Okay, so this kind of thing may be possible, but it’s apparently non-trivial to expose to Lua. That being said, it’s not impossible. What you as the developers need to do in order to help me help you is provide me with a myriad of legitimate use cases for it. Then I can get the ball rolling on it.

For example: As a developer, I want to be able to determine if a player is currently inside of a CanCollide = false MeshPart or UnionOperation with respect to its physical decomposition.

I’ll be honest, I’m having trouble coming up with good use cases for this. Surprise me.

I needed it specifically to determine if the player’s camera was inside something (for this), as well as for an ability in my game that allows players to shrink at will. When they try to un-shrink, I could do a point test at where there torso would be when they un-shrunk, and then prevent them from shrinking if it’s occupied so they wouldn’t get stuck.
I also imagine it being relatively handy when coding custom player physics, but I don’t have any good examples. I’m sure other people can think of some more stuff.

That first use case is valid. The second one could/should be solved with GetTouchingParts.

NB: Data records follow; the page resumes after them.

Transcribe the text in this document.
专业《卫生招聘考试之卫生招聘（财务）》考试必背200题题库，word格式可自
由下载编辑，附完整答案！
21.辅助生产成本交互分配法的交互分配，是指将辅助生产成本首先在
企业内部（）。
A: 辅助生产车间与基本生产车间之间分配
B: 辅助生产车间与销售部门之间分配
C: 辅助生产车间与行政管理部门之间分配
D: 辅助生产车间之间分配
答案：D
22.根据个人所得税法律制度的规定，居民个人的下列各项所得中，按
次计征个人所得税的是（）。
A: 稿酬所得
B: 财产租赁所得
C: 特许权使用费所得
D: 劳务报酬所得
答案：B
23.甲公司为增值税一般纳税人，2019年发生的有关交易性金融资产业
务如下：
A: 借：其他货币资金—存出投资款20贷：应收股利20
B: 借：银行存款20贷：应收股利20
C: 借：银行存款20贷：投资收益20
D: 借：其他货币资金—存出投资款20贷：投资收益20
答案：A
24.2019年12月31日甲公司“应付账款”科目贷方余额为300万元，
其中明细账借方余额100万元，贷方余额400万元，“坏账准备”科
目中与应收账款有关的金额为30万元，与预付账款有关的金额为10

One is not going to cut it. Anyone else?

For Classic Build to Survive, I reimplemented the old hopperbin build tools to support FilteringEnabled. The tools need to be able to test various candidates for placement, which means being able to do easily 50 different collision checks in a single frame. The function I implemented was a test between an oriented bounding box against the world. To do that, I implemented separating axis theorem for oriented bounding boxes, and then used FindPartsInRegion3 as a broadphase. I think that should be built into roblox so that people can make polished in-game tools without having to write their own copy of roblox’s collision testers inside roblox.

6 Likes

Not necessarily with the second issue. I’d need to do a collision check in an area above the player. To use GetTouchingParts, I’d have to either A) unshrink the player, check, and then reshrink if there’s no room or B) create a new part above the player and do a check that way. Neither of those solutions are particularly ideal.